Ruffini has his definitions of "free market" and "socialism" reversed, but his point is right. I suppose to get conservatives to agree to change, he has to get them to associate their current methods with the evil word "socialism". There's that dogmatism again. On the broader point, it is odd how Democrats have maintained a technical and field advantage. Republicans had an advantage in 2004, so it was no surprise defeated Democrats learned and figured out how to beat it in 2006. It seems natural that if you win, your opponent changes so as to overcome your advantage. When you lose, you figure out how to overcome his. Yet this is four elections in a row with a Democratic advantage, and Republicans seem pessimistic about catching up in 2014. The 2010 debacle apparently wasn't the loss of that advantage, but merely this massive wave that better software and phonebanking couldn't overcome.

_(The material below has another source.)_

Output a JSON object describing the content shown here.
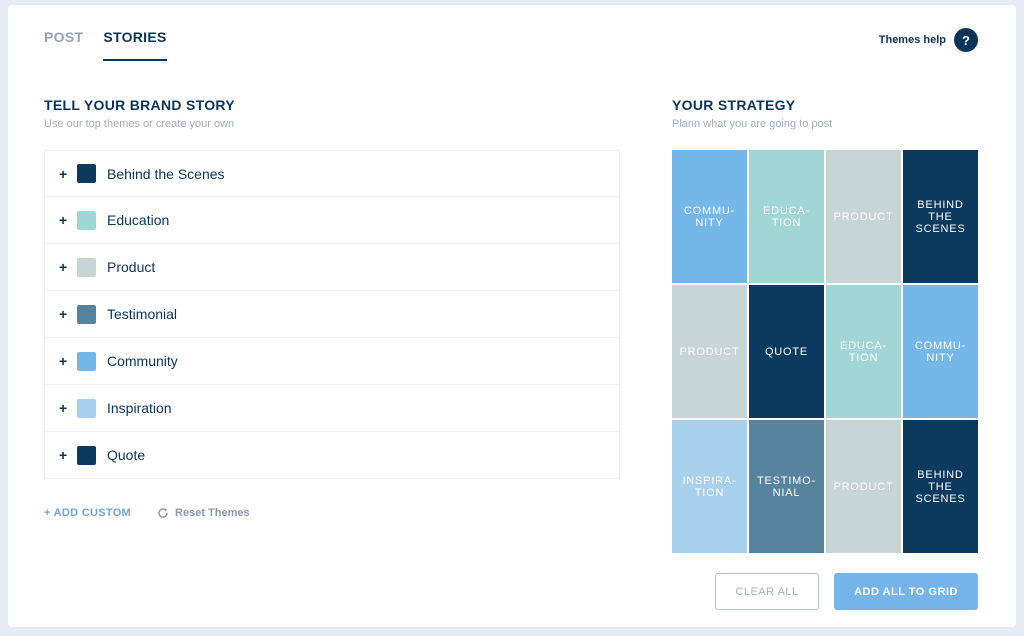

This cultural theory does have me thinking that I see a common thread in Rootscamp spreading ideas, Obama campaign developers wanting to release the software code, and the decision to have the speakers at the Wellstone memorial speak from he heart with no vetting all come from the same impulses. Sometimes they serve us well, and sometimes not. Likewise, I see the top-down rigidity on the Republican side sometimes serving them well, like enforcing message discipline, but sometimes not, like epistemic closure against uncomfortable facts.
Still, I'm no fan of complacency. If the theory that a cultural difference confers a permanent advantage is wrong, then Republicans can catch up and pass us. We've shown them what they have to invent. I make no assumption they can't recreate for themselves what we've done. I make no assumption we won't ossify. I do assume that if even a fundraising machine like Obama's got outspent when independent groups are counted, then we'll never match the money advantage Republicans get from their billionaires and corporate executives, the occasional exception like Michael Bloomberg's spending in the IL-02 special election primary not withstanding.
We can innovate, or sit around hoping the Republicans don't learn. Hope is not a strategy.